L’unique long métrage de son autrice fait retour aujourd’hui depuis les années post 68 au cours desquelles Seyrig a découvert avec bonheur le militantisme joyeux et collectif du MLF ; Sois belle et tais-toi se place dans une indécidable posture temporelle, synthèse de l’héritage de Simone de Beauvoir et précurseure de la riposte féministe qu’opère aujourd’hui une très jeune génération de militantes activistes. Les questions sur l’absence des amitiés féminines à l’écran et la récurrence des emplois de mère, de putain, de domestique rappellent la réflexion de Virginia Woolf. Dans Une chambre à soi (1929), elle cherche, sans trouver d’exemple, des romans qui évoqueraient des affinités féminines hors de toutes préoccupations domestiques.

Trait d’union entre ces aînées et le test de Bechdel [qui met en évidence la sur-représentation masculine dans la fiction – ndlr], le film de Seyrig prend le pouls de son époque. « J’avais l’impression d’être coincée dans une autre époque que celle des hommes », confie l’une des comédiennes qui aurait plutôt aimé devenir marin. Être femme, ce ne serait pas être assignée à un lieu, mais à un temps du rigorisme moral.

Dans ce continuum temporel où la condition féminine se trouve empêtrée, Sois belle et tais-toi est constamment travaillé par une contradiction performative.
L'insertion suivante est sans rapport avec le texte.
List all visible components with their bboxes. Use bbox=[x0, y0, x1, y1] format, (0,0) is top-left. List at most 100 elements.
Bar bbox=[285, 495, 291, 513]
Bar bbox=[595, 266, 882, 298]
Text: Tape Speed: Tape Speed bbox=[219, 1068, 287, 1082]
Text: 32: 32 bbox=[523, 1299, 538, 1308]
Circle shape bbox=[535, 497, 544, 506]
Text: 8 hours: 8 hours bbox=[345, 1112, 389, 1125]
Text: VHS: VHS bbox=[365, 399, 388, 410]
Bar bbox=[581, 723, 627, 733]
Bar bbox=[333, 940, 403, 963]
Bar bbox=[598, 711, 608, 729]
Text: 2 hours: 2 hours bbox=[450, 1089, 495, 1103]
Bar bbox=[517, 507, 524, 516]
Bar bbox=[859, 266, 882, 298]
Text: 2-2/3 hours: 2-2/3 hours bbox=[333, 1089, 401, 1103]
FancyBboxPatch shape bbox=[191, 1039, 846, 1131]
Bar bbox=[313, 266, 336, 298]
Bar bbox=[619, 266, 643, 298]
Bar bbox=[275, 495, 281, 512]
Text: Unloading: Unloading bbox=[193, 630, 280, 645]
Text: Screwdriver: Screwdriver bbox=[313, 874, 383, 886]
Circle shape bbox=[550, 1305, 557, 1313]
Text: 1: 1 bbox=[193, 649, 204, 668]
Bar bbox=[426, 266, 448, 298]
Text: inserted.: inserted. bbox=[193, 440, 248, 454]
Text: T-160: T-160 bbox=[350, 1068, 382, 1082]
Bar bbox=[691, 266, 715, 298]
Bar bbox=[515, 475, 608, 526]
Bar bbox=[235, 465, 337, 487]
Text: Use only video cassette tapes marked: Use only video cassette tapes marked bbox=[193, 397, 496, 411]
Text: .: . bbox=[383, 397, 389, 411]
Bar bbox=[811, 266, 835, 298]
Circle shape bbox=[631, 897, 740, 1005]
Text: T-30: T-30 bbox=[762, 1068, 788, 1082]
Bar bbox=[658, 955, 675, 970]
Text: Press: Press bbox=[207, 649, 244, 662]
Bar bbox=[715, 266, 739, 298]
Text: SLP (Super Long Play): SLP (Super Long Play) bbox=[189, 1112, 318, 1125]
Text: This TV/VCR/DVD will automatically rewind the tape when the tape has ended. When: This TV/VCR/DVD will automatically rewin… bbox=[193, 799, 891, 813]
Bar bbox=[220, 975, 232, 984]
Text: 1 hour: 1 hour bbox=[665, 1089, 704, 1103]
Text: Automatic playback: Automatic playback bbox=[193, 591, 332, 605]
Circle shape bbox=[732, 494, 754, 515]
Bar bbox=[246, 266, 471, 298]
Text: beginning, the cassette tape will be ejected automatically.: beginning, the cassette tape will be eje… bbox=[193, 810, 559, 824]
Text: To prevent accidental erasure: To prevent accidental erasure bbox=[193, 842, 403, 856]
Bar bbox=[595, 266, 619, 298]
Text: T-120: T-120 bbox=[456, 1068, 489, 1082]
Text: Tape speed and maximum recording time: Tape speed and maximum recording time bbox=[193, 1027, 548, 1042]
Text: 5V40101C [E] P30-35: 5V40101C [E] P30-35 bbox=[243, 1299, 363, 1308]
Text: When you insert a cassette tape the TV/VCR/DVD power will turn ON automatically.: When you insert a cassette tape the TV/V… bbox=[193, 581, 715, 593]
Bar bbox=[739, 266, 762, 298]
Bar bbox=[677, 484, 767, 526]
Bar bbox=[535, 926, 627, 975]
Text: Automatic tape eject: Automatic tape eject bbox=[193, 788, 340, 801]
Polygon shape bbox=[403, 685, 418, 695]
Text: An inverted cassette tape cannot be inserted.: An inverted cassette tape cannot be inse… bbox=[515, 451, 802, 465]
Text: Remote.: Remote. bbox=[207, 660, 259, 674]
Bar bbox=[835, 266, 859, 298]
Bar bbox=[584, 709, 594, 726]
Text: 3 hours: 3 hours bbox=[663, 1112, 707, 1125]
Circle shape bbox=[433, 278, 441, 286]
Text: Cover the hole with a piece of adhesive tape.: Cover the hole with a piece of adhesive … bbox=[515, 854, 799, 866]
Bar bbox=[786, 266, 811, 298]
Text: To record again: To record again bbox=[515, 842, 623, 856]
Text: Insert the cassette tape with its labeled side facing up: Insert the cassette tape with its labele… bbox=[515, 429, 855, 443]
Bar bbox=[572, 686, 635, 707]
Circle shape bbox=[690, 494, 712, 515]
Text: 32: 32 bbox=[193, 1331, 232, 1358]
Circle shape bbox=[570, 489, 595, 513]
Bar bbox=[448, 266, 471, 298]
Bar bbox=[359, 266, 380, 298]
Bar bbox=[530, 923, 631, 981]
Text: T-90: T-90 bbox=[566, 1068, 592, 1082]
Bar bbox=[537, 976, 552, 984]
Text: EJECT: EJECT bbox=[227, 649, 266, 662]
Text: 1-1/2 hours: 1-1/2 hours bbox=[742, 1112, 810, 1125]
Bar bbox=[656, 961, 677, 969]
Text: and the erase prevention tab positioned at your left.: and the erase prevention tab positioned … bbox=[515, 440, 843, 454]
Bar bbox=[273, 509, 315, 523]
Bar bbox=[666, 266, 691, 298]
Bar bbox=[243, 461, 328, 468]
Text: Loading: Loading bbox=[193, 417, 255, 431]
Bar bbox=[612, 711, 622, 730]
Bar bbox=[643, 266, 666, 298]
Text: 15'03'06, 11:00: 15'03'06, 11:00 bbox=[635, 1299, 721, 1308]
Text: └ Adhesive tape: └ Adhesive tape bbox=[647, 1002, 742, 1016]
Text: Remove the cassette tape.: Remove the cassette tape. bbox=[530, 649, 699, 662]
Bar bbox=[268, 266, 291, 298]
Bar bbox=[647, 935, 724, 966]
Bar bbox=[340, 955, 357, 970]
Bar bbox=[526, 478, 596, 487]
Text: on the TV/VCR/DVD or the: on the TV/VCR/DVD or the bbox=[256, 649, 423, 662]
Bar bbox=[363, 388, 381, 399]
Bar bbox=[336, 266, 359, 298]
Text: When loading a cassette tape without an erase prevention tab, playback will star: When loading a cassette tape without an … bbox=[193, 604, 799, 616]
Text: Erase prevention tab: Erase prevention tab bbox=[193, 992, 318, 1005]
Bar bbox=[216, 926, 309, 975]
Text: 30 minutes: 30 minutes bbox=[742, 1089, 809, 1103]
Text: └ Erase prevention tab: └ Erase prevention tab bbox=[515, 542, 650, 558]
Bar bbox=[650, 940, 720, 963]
En prenant une caméra, Seyrig fait le geste inverse de celui que les voix racontent en écho. Elle prend acte de la domination des hommes sur le cinéma, mais la contredit en filmant elle-même. Seyrig détruit de ses mains ce qu’elle écoute avec une savante attention de ses oreilles. Elle crée une voix féminine polyphonique, en fait un corps collectif en constructions.

Sois belle et tais-toi de Delphine Seyrig, version restaurée, en salle le 15 février.

Delphine Seyrig, En constructions de Jean-Marc Lalanne aux éditions Capricci, 120 pages.